Our Workaway hosts had also befriended a lovely Italian woman who had lived for many years in Canada, who since moving back to Italy had been running her own pizza restaurant and take-away business. We went there for dinner one evening and it was great to be able to try some proper, genuine Italian pizza rather than the tourist rubbish you tend to get sold in Rome.
Still on the subject of food – as it would be unfitting for this blog to devote any less than two paragraphs to my favourite topic of conversation – we spent a weekend in Ascoli Piceno after leaving our hosts, which is renowned for the ‘olive all’ascolana’ – a snack made of olives stuffed with mixed meat and covered in breadcrumbs. These are easy to buy in Ascoli itself though their popularity extends beyond the city meaning they can be purchased in numerous nearby towns and cities.
Continuing with my daily ice-cream eating routine, I tried out some different flavours whilst in Ascoli and I’d have to award the pistachio ice-cream from Yogurteria Yoghi the number one prize.
With much of its medieval roots clearly displayed in its plazas, churches and houses, Ascoli Piceno is a stunning place to spend a couple of days. It has a number of museums and galleries including the Archeological Museum and the Civic Art Gallery, but we were enchanted enough with the place (and, as always, too cheap) to simply wander through and around the town taking in the sights.
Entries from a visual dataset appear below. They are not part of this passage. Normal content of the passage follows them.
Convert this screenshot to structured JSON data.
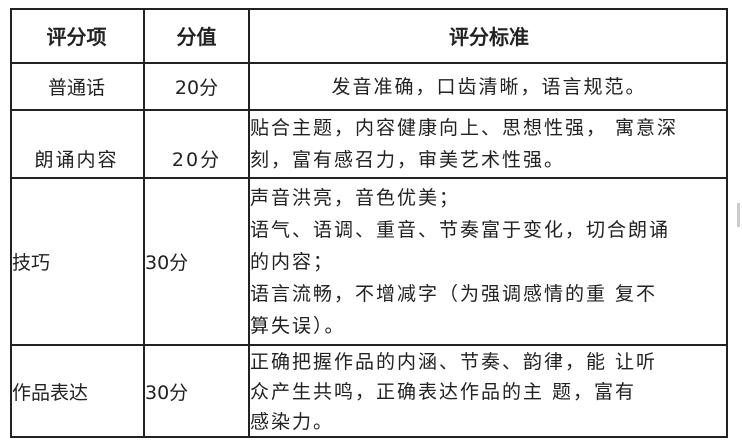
{
  "header": {
    "item": "评分项",
    "score": "分值",
    "criteria": "评分标准"
  },
  "rows": [
    {
      "item": "普通话",
      "score": "20分",
      "criteria": [
        "发音准确，口齿清晰，语言规范。"
      ]
    },
    {
      "item": "朗诵内容",
      "score": "20分",
      "criteria": [
        "贴合主题，内容健康向上、思想性强， 寓意深",
        "刻，富有感召力，审美艺术性强。"
      ]
    },
    {
      "item": "技巧",
      "score": "30分",
      "criteria": [
        "声音洪亮，音色优美；",
        "语气、语调、重音、节奏富于变化，切合朗诵",
        "的内容；",
        "语言流畅，不增减字（为强调感情的重 复不",
        "算失误）。"
      ]
    },
    {
      "item": "作品表达",
      "score": "30分",
      "criteria": [
        "正确把握作品的内涵、节奏、韵律，能 让听",
        "众产生共鸣，正确表达作品的主  题，富有",
        "感染力。"
      ]
    }
  ]
}
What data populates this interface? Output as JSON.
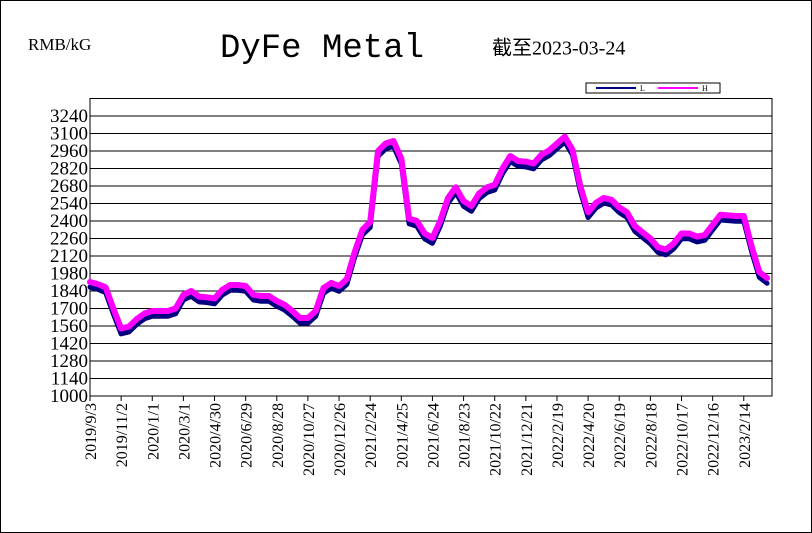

Ascoli is surrounded by a number of portas, old arched gateways, perhaps the most notable of which is the Porta Gemina, dating from the 1st century BC. The river Tronto, which crosses the city and meets with a small river – Castellano – on its way also makes for an enjoyable stroll. At this time of year, however, following the harsh winter weather, there had been a number of landslides and fallen trees in the local area, and our peaceful walk by the river turned into a hazardous obstacle course as we dodged around the fallen trees and shrubs.
It’s worth mentioning two excellent websites which we used for the first time in Ascoli Piceno, and which undoubtedly improved our experience: AirBnB.com and BlaBlaCar.com. With AirBnB you can find rooms, B&Bs and entire houses and flats to rent, sometimes from family-run hotel and B&B businesses, but more often from local people who have spare rooms or apartments which they let out to holidaymakers. We stayed in a studio flat in quiet cobble-stoned street in Ascoli which is owned by a local woman and her husband, and it was great not only to have our own space but also to be in a normal street full of normal residents going about their daily lives.
BlaBlaCar allows you to ride-share with people making short and long journeys who have spare seats in their car. Through this we were able to get from Ascoli to Florence (Firenze) much cheaper and quicker than by bus, and we shared our journey with a policeman who lives in Ascoli but works in Florence and a Brazilian girl currently living in a town just outside of Firenze.